老板依旧是那副漫不经心的模样,撇撇嘴说道:
“不是我说,你到底有什么好东西,非要和王阳大人作对?”
他当即毫不犹豫地将那蚕丝拿起放在桌子上。
“砰”的一声,声音响亮。
睁大你的狗眼好好看看,就连王阳都不一定用得起我这么好的布料!
那老板不以为然,心中暗想:
自己亲自来的人能是什么有身份的人?
他满不在乎地拿起了那布料,只是那一碰,他瞬间定住。
这触感!
这质地!
这绝对是上等的布料啊!
那老板的手刚一触碰到布料,就仿佛被一股神奇的力量定住了一般。
他的手指尖最先感受到的是那如丝般的顺滑,仿佛轻轻一滑就能溜走。
他下意识地加重了手指的力度,布料微微下陷,却又迅速回弹,那柔软而富有弹性的质感让他的心猛地一颤。
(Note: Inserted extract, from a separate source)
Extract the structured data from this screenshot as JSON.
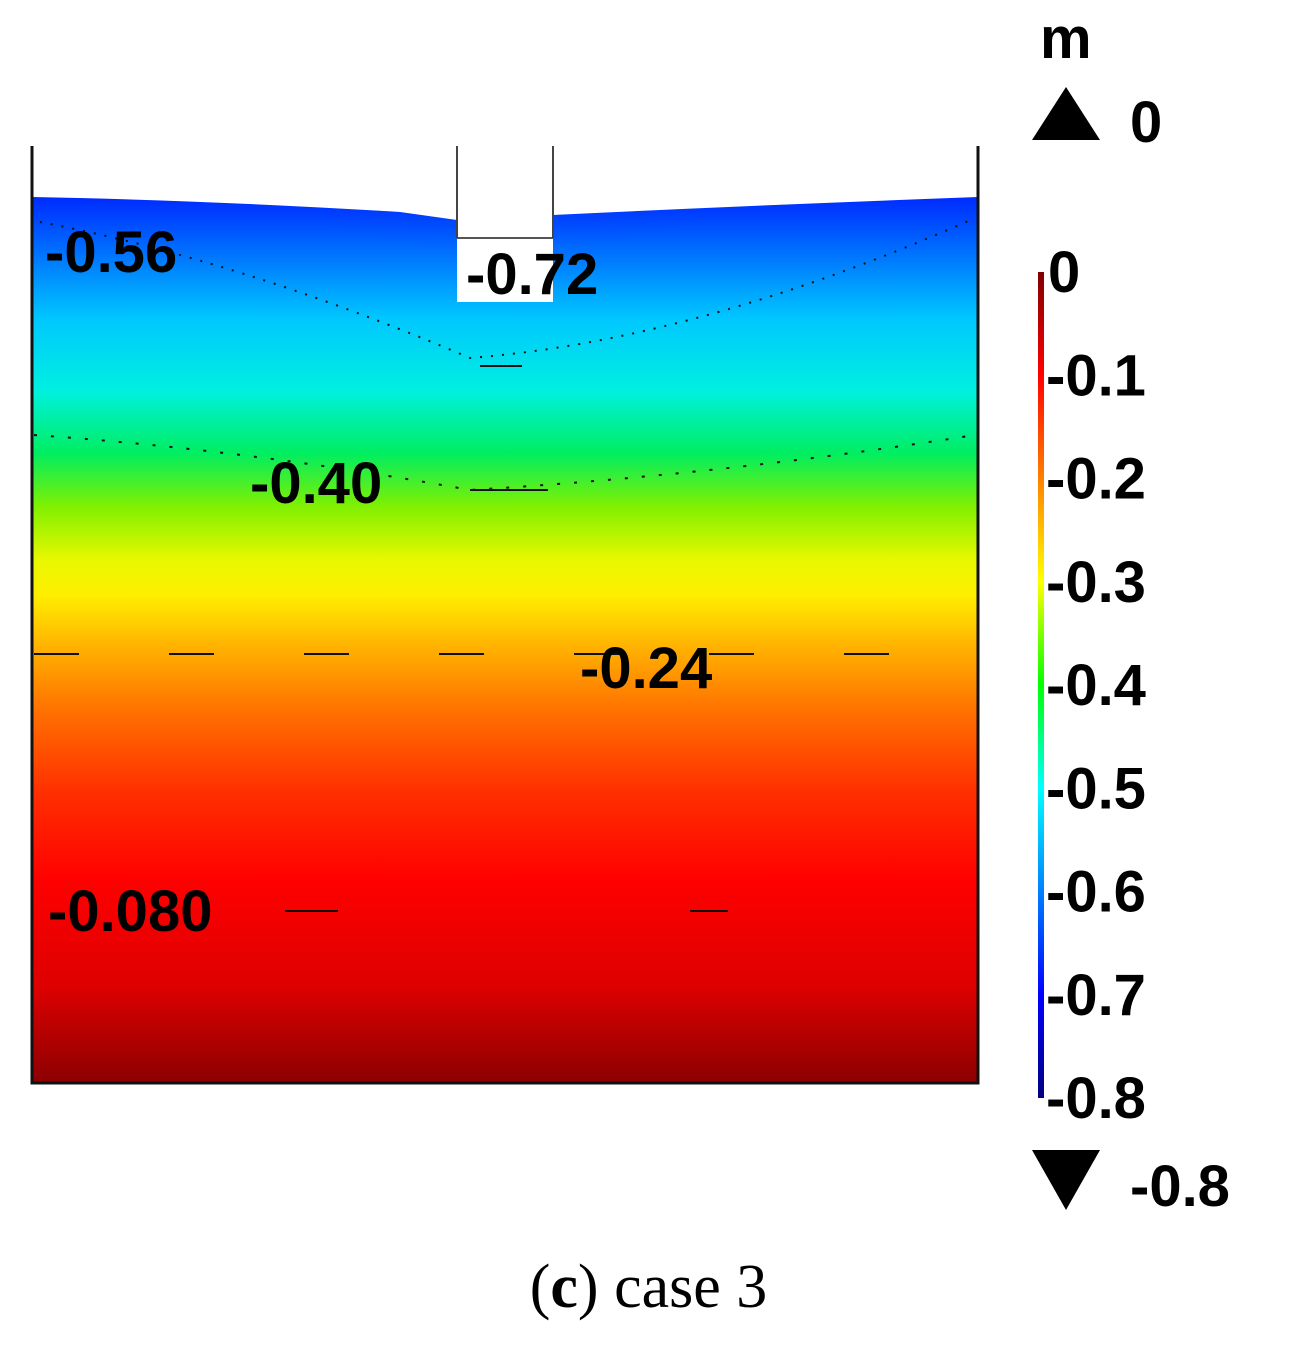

他的手掌缓缓在布料上摩挲,那细腻的纹理如同精心雕琢的艺术品,每一丝每一缕都传递着无与伦比的精致与奢华。
他瞪大了眼睛,脸上满是难以置信和极度的惊喜,呼吸也变得急促起来。
整个人仿佛沉浸在了这绝妙的触感和质地所带来的震撼之中。
他不禁抬起头来。
目光中带着几分疑惑和探究,仔细地打量着来者,心中暗自揣测:
他究竟是谁?
王阳大人也没有用过这么贵的料子啊!
张熊见他打量,忍不住笑了,嘲讽道:
“怎么老板,那日没去看大皇子求雨?”
他一下子被问懵了,满脸迷茫地问道:
“大皇子?”
“求雨?”
“为什么要问这个。”
张熊白了他一眼,无奈地说道:
“都点到这个份上了,还不明白?”
“那可真是没救了!”
张熊提高了音量。
“这就是那个大皇子!”
“啊?”
他惊愕地张大了嘴巴,声音都变了调。
“大皇子?”
他难以置信地重复着,眼睛瞪得滚圆,仿佛要从眼眶中掉出来一般。
眼前这个人亲自来买东西的人竟然是大皇子?
他只觉得脑袋“嗡”的一声,身体都微微颤抖起来。
他冲撞的竟然是大皇子!
他不会死吧!
这个可怕的念头在他脑海中瞬间闪过,恐惧如潮水般将他淹没。
“殿下,殿下我们这一向以王大人为尊,我这一时习惯很难更改,都是我的错!”
说罢,他狠狠抽了自己一个嘴巴,下手毫不留情,脸上瞬间浮现出一个红红的掌印。
倒是很聪明,被打嘴巴和被杀比,轻多了!
江朔冷哼一声,神色依旧冷峻。
王阳,王阳!
这个小小的乌丘县王阳还要成皇帝?
真是老虎不在家,猴子称大王啊!
江朔怒声喝道,声音中满是愤怒与不屑。
“这下,张裁缝到底给谁?”
江朔目光犀利地问道。
“您!”
“当然是殿下您啊!”
“老张!老张!”
他连滚带爬地爬到门口,扯着嗓子叫着还未走远的老张。
张裁缝看着这情形,也很识相地转身回来了。